それは何を指しているのか。すぐにわかった。
それは祝い事ではない。
それはランページにとって凶事だ。
カシムール殿下の求婚。それも王権を使った、強制的な婚姻。
「アイラっ」
カシムール殿下が馬車に乗り、この場を去ったことを確認すると、私はすぐにアイラへ声をかけた。アイラはゆっくりと頭を上げると、私に笑顔を向ける。

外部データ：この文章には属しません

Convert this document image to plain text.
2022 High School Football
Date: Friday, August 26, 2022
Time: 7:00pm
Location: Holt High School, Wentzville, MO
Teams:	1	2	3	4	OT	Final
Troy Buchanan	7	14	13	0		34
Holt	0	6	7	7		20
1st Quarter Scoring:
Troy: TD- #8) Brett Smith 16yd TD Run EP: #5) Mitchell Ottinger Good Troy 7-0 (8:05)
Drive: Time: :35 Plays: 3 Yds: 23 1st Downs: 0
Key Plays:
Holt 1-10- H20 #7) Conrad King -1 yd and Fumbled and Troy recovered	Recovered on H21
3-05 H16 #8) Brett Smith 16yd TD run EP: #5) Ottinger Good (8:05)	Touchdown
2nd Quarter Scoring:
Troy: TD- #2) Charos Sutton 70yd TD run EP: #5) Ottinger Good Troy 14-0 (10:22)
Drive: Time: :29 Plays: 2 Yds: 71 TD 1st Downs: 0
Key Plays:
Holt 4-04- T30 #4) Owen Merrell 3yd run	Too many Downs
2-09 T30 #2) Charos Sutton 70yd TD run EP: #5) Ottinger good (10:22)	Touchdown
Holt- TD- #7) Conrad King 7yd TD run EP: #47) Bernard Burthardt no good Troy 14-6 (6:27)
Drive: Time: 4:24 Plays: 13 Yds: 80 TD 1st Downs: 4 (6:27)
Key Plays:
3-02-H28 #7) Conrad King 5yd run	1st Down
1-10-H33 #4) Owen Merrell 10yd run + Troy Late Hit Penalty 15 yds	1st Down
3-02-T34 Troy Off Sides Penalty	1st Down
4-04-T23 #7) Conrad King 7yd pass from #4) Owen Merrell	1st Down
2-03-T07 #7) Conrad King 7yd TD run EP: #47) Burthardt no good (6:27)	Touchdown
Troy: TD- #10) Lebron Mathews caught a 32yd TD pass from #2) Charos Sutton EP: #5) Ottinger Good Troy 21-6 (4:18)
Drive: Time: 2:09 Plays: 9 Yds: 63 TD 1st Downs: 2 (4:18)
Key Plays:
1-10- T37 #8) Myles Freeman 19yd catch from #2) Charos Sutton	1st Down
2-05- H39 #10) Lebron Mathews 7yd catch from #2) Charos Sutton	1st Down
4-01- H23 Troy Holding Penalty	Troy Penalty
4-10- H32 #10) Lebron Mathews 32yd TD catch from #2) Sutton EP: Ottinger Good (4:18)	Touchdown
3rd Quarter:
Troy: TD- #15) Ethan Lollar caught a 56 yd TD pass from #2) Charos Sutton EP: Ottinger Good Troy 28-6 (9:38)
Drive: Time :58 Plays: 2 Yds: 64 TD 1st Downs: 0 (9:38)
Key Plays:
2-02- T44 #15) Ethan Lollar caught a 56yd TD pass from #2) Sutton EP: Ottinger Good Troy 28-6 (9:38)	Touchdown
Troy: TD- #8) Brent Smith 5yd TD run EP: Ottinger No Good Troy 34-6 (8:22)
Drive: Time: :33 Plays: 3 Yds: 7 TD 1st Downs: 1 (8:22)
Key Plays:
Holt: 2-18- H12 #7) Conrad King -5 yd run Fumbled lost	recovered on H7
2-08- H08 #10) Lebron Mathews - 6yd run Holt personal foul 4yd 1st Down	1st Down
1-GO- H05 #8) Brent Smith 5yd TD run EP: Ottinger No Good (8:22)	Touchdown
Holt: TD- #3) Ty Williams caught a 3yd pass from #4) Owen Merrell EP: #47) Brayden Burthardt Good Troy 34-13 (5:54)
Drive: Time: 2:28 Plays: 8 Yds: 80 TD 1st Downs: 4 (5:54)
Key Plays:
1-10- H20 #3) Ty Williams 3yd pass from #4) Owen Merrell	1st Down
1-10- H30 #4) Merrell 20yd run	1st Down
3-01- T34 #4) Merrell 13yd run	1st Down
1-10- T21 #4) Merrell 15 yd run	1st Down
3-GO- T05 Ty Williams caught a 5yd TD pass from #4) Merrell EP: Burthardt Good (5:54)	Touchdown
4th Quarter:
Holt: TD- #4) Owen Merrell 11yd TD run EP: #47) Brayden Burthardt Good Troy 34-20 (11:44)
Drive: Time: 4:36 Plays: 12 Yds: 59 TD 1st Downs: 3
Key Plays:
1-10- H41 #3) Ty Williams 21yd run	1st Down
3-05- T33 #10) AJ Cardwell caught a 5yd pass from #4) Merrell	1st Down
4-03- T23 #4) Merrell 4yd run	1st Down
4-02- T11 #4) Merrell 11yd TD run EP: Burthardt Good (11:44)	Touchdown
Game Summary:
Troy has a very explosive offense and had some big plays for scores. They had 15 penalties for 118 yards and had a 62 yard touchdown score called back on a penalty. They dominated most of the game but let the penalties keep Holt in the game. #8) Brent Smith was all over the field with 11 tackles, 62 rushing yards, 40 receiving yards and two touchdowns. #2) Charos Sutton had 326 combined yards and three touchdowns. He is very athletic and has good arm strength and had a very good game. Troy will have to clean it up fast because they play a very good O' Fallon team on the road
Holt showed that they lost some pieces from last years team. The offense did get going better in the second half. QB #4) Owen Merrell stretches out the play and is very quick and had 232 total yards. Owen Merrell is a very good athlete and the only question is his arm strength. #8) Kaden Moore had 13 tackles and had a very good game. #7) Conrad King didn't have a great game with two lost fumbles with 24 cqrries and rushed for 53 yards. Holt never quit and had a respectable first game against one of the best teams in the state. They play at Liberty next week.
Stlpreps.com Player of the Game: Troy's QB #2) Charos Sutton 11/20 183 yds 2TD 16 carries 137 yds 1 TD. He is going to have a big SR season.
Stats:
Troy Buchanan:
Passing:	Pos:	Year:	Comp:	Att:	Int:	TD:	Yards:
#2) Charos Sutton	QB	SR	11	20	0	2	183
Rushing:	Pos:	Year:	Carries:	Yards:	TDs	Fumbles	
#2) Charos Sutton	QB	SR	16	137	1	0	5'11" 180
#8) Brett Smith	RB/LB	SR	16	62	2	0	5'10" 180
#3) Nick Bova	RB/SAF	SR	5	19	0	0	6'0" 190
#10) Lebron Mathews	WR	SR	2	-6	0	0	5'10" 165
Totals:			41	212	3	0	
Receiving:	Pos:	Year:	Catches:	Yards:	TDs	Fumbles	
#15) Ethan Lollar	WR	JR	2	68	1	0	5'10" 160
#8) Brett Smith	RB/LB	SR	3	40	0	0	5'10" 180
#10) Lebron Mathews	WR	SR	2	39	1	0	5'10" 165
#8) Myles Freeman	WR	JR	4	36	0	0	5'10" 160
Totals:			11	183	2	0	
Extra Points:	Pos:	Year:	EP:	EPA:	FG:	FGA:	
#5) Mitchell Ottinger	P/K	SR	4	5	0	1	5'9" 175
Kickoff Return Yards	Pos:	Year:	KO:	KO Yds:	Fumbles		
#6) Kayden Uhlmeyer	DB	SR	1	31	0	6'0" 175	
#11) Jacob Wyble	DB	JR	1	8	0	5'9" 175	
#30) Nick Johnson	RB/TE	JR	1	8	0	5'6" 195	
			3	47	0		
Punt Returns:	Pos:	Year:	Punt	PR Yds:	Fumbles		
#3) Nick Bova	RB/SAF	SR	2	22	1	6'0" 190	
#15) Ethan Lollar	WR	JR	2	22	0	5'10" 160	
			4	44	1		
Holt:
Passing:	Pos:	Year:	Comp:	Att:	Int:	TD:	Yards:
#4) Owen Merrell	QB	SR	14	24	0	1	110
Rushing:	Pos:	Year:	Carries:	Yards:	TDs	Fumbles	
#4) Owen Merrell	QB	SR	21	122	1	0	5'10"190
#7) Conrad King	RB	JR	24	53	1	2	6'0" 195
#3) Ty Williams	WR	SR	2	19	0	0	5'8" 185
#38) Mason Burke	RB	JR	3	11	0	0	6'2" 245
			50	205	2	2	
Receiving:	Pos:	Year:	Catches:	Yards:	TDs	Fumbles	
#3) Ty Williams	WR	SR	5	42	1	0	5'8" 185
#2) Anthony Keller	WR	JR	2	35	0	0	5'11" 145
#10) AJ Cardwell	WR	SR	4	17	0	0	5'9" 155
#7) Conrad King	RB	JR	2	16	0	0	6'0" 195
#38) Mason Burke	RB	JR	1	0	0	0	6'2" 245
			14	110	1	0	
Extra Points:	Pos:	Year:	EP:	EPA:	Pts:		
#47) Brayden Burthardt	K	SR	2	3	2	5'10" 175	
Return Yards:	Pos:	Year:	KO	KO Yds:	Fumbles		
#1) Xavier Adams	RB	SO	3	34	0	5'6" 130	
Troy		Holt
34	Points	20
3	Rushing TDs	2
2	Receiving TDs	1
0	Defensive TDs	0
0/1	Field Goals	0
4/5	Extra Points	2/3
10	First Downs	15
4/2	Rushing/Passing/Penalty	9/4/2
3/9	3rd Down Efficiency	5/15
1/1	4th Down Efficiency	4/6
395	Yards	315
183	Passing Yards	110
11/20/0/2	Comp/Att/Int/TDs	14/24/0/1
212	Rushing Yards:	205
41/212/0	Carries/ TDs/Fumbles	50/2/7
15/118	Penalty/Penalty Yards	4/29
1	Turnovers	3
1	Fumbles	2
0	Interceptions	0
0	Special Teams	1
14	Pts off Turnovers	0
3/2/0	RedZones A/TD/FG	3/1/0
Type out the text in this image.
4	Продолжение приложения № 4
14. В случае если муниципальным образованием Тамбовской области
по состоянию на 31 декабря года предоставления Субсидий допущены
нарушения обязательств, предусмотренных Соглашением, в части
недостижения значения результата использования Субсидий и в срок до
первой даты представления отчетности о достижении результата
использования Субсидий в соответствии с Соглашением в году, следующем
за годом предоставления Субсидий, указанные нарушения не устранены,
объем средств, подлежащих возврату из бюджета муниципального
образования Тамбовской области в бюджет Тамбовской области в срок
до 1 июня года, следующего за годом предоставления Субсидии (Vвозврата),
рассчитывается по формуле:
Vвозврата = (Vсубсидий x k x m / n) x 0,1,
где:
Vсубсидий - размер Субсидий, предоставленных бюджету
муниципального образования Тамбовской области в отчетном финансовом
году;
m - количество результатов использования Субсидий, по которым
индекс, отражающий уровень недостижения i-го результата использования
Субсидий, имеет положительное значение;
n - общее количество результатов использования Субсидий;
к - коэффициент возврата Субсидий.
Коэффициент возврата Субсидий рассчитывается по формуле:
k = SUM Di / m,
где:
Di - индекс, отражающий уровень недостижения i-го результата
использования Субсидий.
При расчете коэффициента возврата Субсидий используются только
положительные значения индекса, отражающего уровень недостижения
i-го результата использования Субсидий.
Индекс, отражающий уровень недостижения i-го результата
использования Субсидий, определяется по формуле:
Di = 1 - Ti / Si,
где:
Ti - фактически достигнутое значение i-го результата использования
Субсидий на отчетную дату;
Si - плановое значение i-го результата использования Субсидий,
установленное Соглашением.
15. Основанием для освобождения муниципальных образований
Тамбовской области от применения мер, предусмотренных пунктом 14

「カンラ様。いますぐ、王城へ。フィンバルク殿下へ謁見し、殿下を動かしてください」
「え。い、いえ、それよりも、お嬢様が……」
「お嬢様はランページにはおりません。今頃、エスリフィア王女様をレンジスタ王国へと送っているところかと」
「っ!? え、勇者様との婚姻は?」
「王女様を、エフィ様へと偽装し、ランページの養子縁組をしたうえで、キュア王子様に嫁がせる予定とのことです」
何が!?
思わず叫びそうになった。
「カシムール殿下がランページに向かった今が好機です。いまの間にフィンバルク殿下をお嬢様の元へ向かわせ、そして求婚させるのです」
「た、確かに。そうなると、ランページ不可侵法は、もう撤廃されたのね」
「明日には代替的に帝国中に広まる予定です。フィンバルク殿下推しの我らの勝利のために」
「そ、そうね。ヨモちゃんには悪いけど、今すぐ王城へ向かってフィンバルク殿下を動かします!」
私は、突き動かされるように王城へ向かって走る。
問題は、私が護衛騎士の立場であり、フィンバルク殿下に取り次ぐまでに時間がかかりそうだということ。
でもそこは、ランページの力を借りて無理やりにでもねじ込む所存。
お嬢様の幸せは、私の手にかかっている。
そう思うと、へとへとだった私の体は元気を取り戻し、まだまだ戦えると言わんばかりだった。